With interior layers, companies may use resin blends or polyester resin where water permeability may not be an issue.

Depending on the size of the boat and its intended use, the hull may feature three to eight "steps," a step being either a combination layer or single layer of glass and resin, Reeves says.

As each layer is added, workers must either use a roller to squeeze out air or use a vacuum system to suck out the air, Hartley says. "Vacuum bagging or closed molding processes are increasing," he says. "But that's a more expensive way of manufacturing a part."

A boat's bottom usually contains more fiberglass than its sides because the area that impacts the water absorbs tremendous punishment. In specific stress areas, builders use knitted tape made from biaxial or triaxial mat that comes in 6- to 8-inch-wide rolls, Johnson says. Such areas include corners, strakes (ridges in the hull design that create lift), stringers, transom and places where the bunks of a trailer support the boat.

While the builder is constructing the hull inside a mold, a similar mold process is occurring for the deck, which later fits into the hull. While the deck needs strength — to hold the anglers' weight — it usually doesn't need as much rigidity as the hull. Also, areas above the boat's center of gravity need to weigh less than those below. Builders often use a skin coat, followed by a lightweight PVC foam core material encapsulated in a layer of fiberglass. 
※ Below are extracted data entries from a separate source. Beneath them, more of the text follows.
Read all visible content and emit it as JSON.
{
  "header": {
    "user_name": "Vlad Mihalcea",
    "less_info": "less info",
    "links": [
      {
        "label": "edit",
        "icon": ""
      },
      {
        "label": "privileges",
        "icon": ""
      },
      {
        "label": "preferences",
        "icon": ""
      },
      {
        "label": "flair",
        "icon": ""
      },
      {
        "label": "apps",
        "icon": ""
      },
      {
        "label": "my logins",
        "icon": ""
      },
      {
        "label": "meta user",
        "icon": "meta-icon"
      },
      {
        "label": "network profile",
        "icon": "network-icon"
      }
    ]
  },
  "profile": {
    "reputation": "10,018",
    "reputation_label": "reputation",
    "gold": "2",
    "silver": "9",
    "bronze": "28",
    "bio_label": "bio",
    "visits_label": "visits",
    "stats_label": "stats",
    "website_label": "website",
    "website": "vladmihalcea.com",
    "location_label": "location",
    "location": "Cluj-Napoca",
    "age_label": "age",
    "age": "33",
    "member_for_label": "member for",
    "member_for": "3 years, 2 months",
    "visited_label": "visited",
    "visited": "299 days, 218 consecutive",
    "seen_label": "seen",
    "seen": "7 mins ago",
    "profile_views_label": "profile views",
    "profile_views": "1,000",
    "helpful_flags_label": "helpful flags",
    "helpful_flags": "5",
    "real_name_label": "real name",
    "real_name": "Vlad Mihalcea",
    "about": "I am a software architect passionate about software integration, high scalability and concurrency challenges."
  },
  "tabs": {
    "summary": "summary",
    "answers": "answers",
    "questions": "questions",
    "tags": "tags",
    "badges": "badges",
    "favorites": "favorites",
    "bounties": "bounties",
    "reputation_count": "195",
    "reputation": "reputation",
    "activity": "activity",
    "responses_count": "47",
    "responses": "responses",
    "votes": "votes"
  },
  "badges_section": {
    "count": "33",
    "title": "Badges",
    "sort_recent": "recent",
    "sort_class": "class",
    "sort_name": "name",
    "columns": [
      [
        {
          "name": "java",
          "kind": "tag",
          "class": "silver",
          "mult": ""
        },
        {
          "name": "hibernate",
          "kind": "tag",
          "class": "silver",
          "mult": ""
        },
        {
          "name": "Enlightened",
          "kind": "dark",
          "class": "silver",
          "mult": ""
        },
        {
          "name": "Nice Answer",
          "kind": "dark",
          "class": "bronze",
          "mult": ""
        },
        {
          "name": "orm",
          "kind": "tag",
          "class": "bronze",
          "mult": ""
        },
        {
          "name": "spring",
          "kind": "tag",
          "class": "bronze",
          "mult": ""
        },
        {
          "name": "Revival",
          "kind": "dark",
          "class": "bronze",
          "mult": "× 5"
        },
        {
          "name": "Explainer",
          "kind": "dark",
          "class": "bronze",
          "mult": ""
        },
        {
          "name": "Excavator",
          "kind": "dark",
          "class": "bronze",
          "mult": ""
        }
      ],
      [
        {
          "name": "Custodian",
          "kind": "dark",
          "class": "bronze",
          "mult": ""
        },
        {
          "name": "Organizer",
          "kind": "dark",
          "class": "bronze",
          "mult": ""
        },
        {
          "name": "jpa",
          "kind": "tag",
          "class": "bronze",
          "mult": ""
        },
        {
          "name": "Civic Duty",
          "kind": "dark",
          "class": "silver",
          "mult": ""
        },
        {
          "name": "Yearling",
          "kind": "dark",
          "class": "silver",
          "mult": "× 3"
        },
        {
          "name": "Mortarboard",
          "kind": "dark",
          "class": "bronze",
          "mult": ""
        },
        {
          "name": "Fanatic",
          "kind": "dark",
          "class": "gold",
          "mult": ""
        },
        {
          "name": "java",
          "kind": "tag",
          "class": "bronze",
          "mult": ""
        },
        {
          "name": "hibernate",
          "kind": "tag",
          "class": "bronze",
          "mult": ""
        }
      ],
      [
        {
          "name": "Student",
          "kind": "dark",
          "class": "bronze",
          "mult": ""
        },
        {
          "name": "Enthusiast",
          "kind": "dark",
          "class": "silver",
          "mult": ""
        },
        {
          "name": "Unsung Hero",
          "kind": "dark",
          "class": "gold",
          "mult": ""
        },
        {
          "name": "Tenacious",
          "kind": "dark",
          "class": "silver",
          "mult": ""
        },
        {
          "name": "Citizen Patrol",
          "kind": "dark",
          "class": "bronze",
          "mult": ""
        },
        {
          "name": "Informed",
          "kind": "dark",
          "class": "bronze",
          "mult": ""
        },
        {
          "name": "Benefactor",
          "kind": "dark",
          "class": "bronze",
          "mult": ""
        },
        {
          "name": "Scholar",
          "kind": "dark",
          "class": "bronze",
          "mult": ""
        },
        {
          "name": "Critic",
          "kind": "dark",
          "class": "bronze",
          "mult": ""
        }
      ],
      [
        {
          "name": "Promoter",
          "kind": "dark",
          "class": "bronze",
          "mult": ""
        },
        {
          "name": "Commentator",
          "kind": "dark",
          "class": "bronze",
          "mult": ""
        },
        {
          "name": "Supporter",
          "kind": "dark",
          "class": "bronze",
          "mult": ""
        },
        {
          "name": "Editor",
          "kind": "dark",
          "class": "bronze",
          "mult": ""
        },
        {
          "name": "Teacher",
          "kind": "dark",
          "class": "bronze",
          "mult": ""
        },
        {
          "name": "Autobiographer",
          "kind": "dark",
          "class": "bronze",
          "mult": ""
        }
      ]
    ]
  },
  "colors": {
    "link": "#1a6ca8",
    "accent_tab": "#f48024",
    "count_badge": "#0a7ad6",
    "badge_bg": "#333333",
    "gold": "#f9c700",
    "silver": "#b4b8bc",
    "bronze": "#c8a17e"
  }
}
As the first step, a worker sprays gelcoat into a waxed mold. The outer gelcoat layer usually measures about a half millimeter.  
At the Cobia factory, several workers roll out the skin coat on the underside of a deck. Skin coats help form a water barrier between the gelcoat and the interior fiberglass.  
After the application of a skin coat made from chopped fiberglass and resin, a worker rolls the mixture to saturate the fiberglass so no air is left.  
Longitudinal stringers plus cross members form a stiff grid inside the hull. Fiberglass tape — dark bars in the bow — reinforces the hull where it contacts the trailer.